The suburbs would be even harder. When lawns and parking spaces stretch as far as the eye can see, walkability sounds like a pipe dream.

But despite the challenges intrinsic to US planning, American people aren’t naturally allergic to the 15-minute city as a concept; on the contrary, they gravitate to it.

When parks and grocery stores were available nearby, average travel distances fell as people took advantage of them. That may seem like an intuitive, obvious finding – of course people like convenience – but it’s an important one. Even after a century of homogenous zoning and automobiles, Americans automatically use a 15-minute city if they can. 

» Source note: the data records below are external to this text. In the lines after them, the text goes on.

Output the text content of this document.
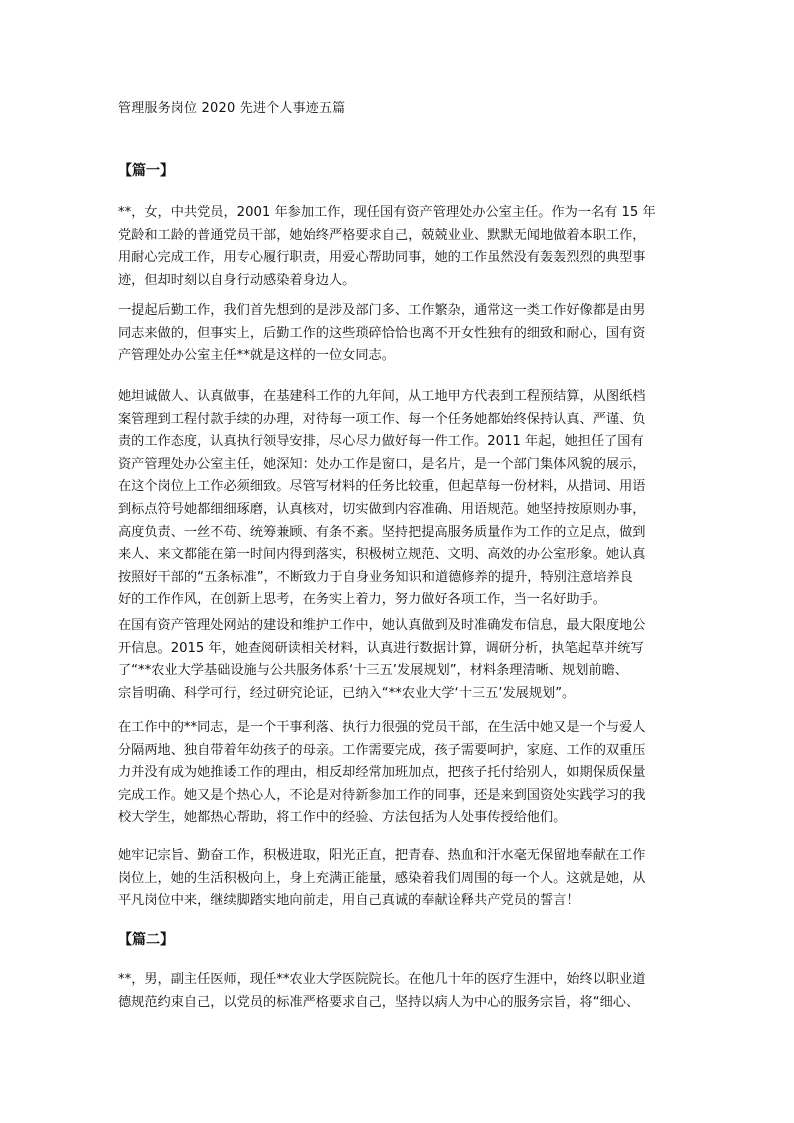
管理服务岗位 2020 先进个人事迹五篇
【篇一】
**，女，中共党员，2001 年参加工作，现任国有资产管理处办公室主任。作为一名有 15 年
党龄和工龄的普通党员干部，她始终严格要求自己，兢兢业业、默默无闻地做着本职工作，
用耐心完成工作，用专心履行职责，用爱心帮助同事，她的工作虽然没有轰轰烈烈的典型事
迹，但却时刻以自身行动感染着身边人。
一提起后勤工作，我们首先想到的是涉及部门多、工作繁杂，通常这一类工作好像都是由男
同志来做的，但事实上，后勤工作的这些琐碎恰恰也离不开女性独有的细致和耐心，国有资
产管理处办公室主任**就是这样的一位女同志。
她坦诚做人、认真做事，在基建科工作的九年间，从工地甲方代表到工程预结算，从图纸档
案管理到工程付款手续的办理，对待每一项工作、每一个任务她都始终保持认真、严谨、负
责的工作态度，认真执行领导安排，尽心尽力做好每一件工作。2011 年起，她担任了国有
资产管理处办公室主任，她深知：处办工作是窗口，是名片，是一个部门集体风貌的展示，
在这个岗位上工作必须细致。尽管写材料的任务比较重，但起草每一份材料，从措词、用语
到标点符号她都细细琢磨，认真核对，切实做到内容准确、用语规范。她坚持按原则办事，
高度负责、一丝不苟、统筹兼顾、有条不紊。坚持把提高服务质量作为工作的立足点，做到
来人、来文都能在第一时间内得到落实，积极树立规范、文明、高效的办公室形象。她认真
按照好干部的“五条标准”，不断致力于自身业务知识和道德修养的提升，特别注意培养良
好的工作作风，在创新上思考，在务实上着力，努力做好各项工作，当一名好助手。
在国有资产管理处网站的建设和维护工作中，她认真做到及时准确发布信息，最大限度地公
开信息。2015 年，她查阅研读相关材料，认真进行数据计算，调研分析，执笔起草并统写
了“**农业大学基础设施与公共服务体系‘十三五’发展规划”，材料条理清晰、规划前瞻、
宗旨明确、科学可行，经过研究论证，已纳入“**农业大学‘十三五’发展规划”。
在工作中的**同志，是一个干事利落、执行力很强的党员干部，在生活中她又是一个与爱人
分隔两地、独自带着年幼孩子的母亲。工作需要完成，孩子需要呵护，家庭、工作的双重压
力并没有成为她推诿工作的理由，相反却经常加班加点，把孩子托付给别人，如期保质保量
完成工作。她又是个热心人，不论是对待新参加工作的同事，还是来到国资处实践学习的我
校大学生，她都热心帮助，将工作中的经验、方法包括为人处事传授给他们。
她牢记宗旨、勤奋工作，积极进取，阳光正直，把青春、热血和汗水毫无保留地奉献在工作
岗位上，她的生活积极向上，身上充满正能量，感染着我们周围的每一个人。这就是她，从
平凡岗位中来，继续脚踏实地向前走，用自己真诚的奉献诠释共产党员的誓言！
【篇二】
**，男，副主任医师，现任**农业大学医院院长。在他几十年的医疗生涯中，始终以职业道
德规范约束自己，以党员的标准严格要求自己，坚持以病人为中心的服务宗旨，将“细心、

Moreover, Americans build 15-minute neighbourhoods naturally when given the opportunity. Part of our study focused specifically on New York, where a 1961 zoning code was looser in some neighbourhoods than others. When the city permitted more commercial development, a mix of 15-minute amenities naturally emerged by themselves.

This is an encouraging result. It suggests that elements of walkability and local use can be achieved almost anywhere, through either public interventions that densify neighbourhoods and encourage diverse uses or, just as importantly, zoning reforms that de-homogenise our neighbourhoods and allow local services to pop up on their own.

We might not be able to turn Levittown into Leipzig, but loosening just a few zoning regulations can allow pharmacies, grocery stores, gyms and music shops to pop up on ground floors and empty suburban spaces. Where a 15-minute city is unfeasible, turning a 40-minute city into a 35-minute city would be worthwhile, too. 

However, our research also found that the convenience of a 15-minute city may have a serious consequence: increasing segregation.

Our analysis of phone data showed that residents of low-income, 15-minute neighbourhoods were less likely to spend time in physical spaces with people of other economic classes. This could imply a trade-off between local living and social mobility; the urban poor must voyage outside their own neighbourhoods to find economic opportunity.

To meet this challenge, the 15-minute city must be paired with strong investments in improving economic opportunity and reducing residential segregation.

If implemented correctly, the 15-minute city can be an agent of freedom: freedom from traffic jams, freedom to live in a healthy environment and freedom to be outside. It is not a one-size-fits-all solution, but our research shows that almost every community in America could benefit from a few more well-placed amenities. With the 15-minute principle, we can liberate the one thing we cannot make more of: time. BLOOMBERG

  • Professor Carlo Ratti teaches at the Massachusetts Institute of Technology and Politecnico di Milano and is the curator of the Biennale Architettura 2025.
  • Dr Arianna Salazar-Miranda is a researcher at the Massachusetts Institute of Technology and the University of Chicago and an incoming professor at Yale University.